The project has already garnered one award. In January the Environmental Protection Agency named it Project of the Year for its landfill methane outreach program. And Drake knows the Virginia program well enough —he’s chairman of VMA Outreach, an offshoot of the Virginia Manufacturers Association, which runs the competition.

But the competition can be tough. Now in its 10th year, the Virginia awards program has attracted about 150 award applicants from manufacturers looking for costs savings and a way to meet the increasingly tough environmental standards being set here and abroad. The good PR that comes with winning awards doesn’t hurt either. “These awards do provide a motivation [for companies] to do things that they might not have done,” Drake says. “They’re doing the right thing and everybody benefits.”

Last year’s competition attracted some of the state’s major manufacturers, including Canon Virginia’s Newport News facility, Philip Morris USA’s Chesterfield County plant and Mead-Westvaco’s Covington mill. The winner in the environmental projects category among large manufacturers was Infineon Technologies’ Henrico County plant, which switched to a lead-free plating process in its silicon wafer manufacturing and cut lead-contaminated waste by more than 4,400 pounds a year.
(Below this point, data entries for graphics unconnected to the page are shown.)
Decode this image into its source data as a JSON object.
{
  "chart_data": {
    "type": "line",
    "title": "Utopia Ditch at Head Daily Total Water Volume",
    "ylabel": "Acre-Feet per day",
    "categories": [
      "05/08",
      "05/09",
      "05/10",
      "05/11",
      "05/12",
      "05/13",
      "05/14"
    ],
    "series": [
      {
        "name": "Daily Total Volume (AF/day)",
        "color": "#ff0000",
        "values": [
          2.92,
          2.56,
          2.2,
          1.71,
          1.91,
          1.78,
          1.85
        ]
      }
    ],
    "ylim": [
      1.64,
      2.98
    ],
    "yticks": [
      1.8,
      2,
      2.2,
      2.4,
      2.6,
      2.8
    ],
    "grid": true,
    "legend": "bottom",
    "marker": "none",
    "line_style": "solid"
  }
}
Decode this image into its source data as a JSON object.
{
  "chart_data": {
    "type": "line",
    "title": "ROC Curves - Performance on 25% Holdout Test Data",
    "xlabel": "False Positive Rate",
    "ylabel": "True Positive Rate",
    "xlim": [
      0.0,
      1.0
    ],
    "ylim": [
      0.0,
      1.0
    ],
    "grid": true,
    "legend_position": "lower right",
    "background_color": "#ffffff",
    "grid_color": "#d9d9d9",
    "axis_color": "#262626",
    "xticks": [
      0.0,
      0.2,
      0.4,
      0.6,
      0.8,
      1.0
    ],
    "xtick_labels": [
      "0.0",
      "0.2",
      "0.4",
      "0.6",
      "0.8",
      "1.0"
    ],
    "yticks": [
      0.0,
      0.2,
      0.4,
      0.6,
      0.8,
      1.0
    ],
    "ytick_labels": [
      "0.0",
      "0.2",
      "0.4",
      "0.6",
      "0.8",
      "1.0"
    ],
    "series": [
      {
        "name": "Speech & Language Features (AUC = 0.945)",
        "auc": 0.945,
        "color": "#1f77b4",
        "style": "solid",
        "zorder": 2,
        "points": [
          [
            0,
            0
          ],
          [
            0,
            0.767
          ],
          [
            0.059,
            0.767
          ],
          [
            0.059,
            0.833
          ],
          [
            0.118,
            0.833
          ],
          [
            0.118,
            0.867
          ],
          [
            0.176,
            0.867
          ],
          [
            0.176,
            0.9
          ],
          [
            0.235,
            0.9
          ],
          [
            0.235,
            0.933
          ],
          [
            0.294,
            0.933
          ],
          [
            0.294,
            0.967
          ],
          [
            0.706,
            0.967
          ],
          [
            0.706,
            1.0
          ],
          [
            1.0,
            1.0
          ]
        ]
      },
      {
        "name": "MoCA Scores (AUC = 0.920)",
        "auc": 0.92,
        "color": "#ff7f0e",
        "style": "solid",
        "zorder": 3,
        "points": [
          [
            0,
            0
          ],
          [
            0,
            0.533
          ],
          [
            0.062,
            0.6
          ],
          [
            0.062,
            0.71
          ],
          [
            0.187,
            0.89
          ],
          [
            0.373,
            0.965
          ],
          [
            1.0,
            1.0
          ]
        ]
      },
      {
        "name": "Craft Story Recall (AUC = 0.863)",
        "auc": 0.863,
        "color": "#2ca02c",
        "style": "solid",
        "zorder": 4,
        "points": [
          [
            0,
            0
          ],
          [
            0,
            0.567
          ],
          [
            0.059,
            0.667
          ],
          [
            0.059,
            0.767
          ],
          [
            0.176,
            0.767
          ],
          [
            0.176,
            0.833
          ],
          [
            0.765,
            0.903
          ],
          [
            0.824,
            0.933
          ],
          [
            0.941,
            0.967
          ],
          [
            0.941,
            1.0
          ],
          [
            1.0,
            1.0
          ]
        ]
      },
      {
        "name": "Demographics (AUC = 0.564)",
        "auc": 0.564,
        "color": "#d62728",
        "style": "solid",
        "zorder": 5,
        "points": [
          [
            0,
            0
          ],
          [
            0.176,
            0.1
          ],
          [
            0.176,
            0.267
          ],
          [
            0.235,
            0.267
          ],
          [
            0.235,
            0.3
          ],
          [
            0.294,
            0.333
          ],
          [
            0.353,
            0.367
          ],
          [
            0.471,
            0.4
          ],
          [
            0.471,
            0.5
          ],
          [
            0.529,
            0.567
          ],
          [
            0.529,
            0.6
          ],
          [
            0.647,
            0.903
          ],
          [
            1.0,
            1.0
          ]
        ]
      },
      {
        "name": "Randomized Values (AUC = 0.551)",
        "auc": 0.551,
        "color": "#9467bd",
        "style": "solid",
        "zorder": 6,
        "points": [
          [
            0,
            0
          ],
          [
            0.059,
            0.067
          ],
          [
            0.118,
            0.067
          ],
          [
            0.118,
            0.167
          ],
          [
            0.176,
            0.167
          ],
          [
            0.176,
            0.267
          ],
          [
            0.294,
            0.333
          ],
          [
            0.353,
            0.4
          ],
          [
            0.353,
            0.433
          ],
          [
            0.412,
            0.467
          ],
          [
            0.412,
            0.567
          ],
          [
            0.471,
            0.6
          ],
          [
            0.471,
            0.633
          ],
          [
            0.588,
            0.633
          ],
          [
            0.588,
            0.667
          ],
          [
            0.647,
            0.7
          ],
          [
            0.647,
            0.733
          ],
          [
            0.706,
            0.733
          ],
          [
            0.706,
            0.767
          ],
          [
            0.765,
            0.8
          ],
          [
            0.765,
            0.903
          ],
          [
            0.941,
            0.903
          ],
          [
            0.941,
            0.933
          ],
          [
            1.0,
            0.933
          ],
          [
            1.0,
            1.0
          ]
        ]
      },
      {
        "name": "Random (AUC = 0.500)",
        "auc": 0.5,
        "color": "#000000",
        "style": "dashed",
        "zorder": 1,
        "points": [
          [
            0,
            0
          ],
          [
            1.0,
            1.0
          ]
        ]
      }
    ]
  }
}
Infineon’s environmental manager, Dennis Slade, says this year the plant is trying to reduce the resources it uses. “We are focusing on items like energy usage, water usage [and] chemical consumption,” he says. It recently partnered with one vendor to reclaim a waste solvent and reuse it in automotive painting and refinishing. Once fully established this project will reclaim about 100,000 pounds of waste solvent a year, he says.

There are separate categories for companies above or below 5,000 employees, and awards given at three levels — gold, silver and bronze. Entries are judged largely on their environmental impact and cost effectiveness. This year’s winners will be recognized at Virginia’s Sustainable Future Summit on Sept. 14 in Richmond.

For years there were two categories, for environmental programs and projects, but recently the awards program began recognizing companies for land-use projects and environmental products. This year’s winners in land management were the U.S. Army Radford Ammunition Plant and the Alliant Ammunition and Powder Co. More than two-thirds of the installation’s 6,901 acres are set aside for land and wildlife management. Roanoke County-based Novozymes Biologicals won in the environmental product category for its natural microbial products used in areas such as waste treatment, industrial cleaning and agricultural applications.

Drake says the competition’s longevity reflects how environmental awareness has become an integral part of how manufacturers stay competitive. “We’ve evolved now to the point where people are doing a lot of these environmental projects simply because it’s the right thing to do, and it’s become ingrained in their corporate culture.”